Una vera agenda politica per la pace
Ha solo 15 anni, è stata fondata a Roma il 19 marzo del 2004, ma la Rete italiana disarmo ha prodotto in questi tre lustri una grande mole di lavoro, che è un bene comune per chi vuole capire e approfondire le grandi questioni della pace e della guerra con competenza e passione.
Numerose le realtà che compongo questa rete coordinata da Francesco Vignarca che si contraddistingue per un metodo che associa al rigore della analisi l‘apertura al dialogo. Nei fatti rappresenta il riferimento specifico in Italia per le campagne riguardanti le spese militari, il controllo dell’export di armi, il controllo della diffusione degli armamenti, le iniziative di difesa civile nonviolenta, le campagne internazionali di messa al bando di specifiche tipologie di armi.
Si spiega, così, la disponibilità di Rete disarmo a promuovere, assieme a tanti altri attori italiani e internazionali, la giornata seminario del primo marzo dedicata alle “nostre responsabilità” in tema di produzione e commercio di armamenti.

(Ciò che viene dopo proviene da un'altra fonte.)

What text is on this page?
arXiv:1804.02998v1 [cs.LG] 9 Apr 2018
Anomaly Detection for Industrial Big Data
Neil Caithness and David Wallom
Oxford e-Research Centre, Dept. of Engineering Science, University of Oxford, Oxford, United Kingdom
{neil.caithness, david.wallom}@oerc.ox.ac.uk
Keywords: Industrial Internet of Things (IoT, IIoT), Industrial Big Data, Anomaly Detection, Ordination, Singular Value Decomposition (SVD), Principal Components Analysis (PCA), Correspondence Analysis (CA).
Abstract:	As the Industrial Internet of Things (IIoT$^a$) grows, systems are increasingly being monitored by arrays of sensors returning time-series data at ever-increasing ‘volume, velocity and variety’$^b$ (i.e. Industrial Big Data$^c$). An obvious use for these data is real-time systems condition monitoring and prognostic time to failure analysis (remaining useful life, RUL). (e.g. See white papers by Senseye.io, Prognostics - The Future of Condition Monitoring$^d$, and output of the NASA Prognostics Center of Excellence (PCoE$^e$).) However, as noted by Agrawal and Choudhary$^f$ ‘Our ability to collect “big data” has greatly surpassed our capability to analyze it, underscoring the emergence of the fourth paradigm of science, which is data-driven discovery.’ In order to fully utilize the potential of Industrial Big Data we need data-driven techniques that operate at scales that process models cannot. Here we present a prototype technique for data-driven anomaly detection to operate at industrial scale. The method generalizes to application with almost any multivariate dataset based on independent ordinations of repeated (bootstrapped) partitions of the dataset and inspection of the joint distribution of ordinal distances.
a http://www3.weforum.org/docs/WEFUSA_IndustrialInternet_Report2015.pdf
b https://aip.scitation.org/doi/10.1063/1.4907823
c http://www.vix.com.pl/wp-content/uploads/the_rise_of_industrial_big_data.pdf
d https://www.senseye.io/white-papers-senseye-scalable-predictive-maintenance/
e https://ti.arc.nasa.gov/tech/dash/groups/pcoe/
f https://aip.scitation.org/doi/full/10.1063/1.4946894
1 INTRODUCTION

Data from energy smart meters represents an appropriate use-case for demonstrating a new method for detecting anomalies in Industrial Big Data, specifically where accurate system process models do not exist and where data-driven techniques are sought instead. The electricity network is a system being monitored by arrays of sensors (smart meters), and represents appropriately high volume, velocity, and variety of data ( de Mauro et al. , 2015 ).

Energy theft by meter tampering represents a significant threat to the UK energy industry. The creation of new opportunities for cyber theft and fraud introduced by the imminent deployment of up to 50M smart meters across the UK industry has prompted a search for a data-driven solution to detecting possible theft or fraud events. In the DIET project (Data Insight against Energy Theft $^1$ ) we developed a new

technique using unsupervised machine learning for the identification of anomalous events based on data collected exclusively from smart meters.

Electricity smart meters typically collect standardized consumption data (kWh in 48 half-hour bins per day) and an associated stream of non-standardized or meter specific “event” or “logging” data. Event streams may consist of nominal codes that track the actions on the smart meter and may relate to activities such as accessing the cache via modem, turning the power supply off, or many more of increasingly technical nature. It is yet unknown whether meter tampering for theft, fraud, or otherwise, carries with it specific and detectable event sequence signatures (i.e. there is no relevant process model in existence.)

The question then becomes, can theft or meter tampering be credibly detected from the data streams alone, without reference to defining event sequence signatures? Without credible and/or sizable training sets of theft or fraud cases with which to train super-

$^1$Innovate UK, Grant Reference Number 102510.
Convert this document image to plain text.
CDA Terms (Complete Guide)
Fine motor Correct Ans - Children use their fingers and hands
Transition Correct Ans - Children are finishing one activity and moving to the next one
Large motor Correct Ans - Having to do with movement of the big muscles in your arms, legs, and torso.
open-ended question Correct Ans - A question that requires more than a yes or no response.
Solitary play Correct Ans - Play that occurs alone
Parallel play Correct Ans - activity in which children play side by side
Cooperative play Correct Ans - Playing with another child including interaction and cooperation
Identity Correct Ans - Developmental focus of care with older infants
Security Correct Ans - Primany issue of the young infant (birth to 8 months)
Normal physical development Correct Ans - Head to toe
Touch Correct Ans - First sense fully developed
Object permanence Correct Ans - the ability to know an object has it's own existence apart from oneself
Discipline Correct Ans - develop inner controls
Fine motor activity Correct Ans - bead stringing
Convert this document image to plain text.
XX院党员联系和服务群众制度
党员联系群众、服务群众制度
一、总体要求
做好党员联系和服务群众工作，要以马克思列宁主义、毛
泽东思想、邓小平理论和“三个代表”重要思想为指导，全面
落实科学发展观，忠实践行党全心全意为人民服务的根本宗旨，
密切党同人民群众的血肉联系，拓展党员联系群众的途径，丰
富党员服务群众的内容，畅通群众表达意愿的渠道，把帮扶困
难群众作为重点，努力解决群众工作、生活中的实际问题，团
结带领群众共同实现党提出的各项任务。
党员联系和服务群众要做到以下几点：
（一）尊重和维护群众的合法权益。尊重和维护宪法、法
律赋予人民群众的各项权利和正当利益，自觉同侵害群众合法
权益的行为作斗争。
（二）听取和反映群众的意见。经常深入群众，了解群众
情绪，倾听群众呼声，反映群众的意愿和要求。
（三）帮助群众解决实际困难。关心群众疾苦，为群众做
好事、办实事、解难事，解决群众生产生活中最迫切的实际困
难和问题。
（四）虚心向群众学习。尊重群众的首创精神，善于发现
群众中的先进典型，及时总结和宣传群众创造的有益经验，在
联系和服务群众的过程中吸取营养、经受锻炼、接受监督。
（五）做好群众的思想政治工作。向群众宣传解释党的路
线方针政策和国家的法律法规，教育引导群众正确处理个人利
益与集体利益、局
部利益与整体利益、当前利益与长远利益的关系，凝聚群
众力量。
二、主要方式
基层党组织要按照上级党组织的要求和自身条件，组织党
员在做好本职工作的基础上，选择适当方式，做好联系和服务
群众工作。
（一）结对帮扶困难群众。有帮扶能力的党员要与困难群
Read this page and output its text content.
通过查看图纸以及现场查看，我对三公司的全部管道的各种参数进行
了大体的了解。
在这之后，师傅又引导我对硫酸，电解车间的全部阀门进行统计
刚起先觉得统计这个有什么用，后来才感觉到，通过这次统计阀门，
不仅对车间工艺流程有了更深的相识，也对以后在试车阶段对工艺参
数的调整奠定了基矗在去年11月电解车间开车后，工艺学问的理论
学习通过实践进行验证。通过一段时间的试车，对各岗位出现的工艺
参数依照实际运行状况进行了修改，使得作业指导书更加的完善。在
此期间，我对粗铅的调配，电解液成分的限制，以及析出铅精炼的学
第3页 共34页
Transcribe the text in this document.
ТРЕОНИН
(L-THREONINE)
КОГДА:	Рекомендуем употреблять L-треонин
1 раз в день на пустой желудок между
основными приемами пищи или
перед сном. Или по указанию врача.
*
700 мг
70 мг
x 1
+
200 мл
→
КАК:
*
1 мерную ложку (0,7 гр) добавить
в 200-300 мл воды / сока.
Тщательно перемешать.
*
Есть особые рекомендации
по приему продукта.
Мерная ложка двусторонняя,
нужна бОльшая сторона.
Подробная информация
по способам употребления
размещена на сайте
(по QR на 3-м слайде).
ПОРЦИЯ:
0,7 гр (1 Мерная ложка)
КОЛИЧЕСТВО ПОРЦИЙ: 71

L’iniziativa tenutasi nell’aula dei gruppi parlamentari della Camera, condivisa anche dall’ufficio pastorale della Cei e dalla federazione delle chiese evangeliche, ha cercato il confronto aperto con le istituzioni che sono concretizzate nell’intervento del presidente della federazioni delle aziende della difesa e sicurezza, Guido Crosetto, e del sottosegretario agli Esteri, il pentastellato Manlio Di Stefano. In questa intervista a Vignarca proviamo a fare il punto della situazione.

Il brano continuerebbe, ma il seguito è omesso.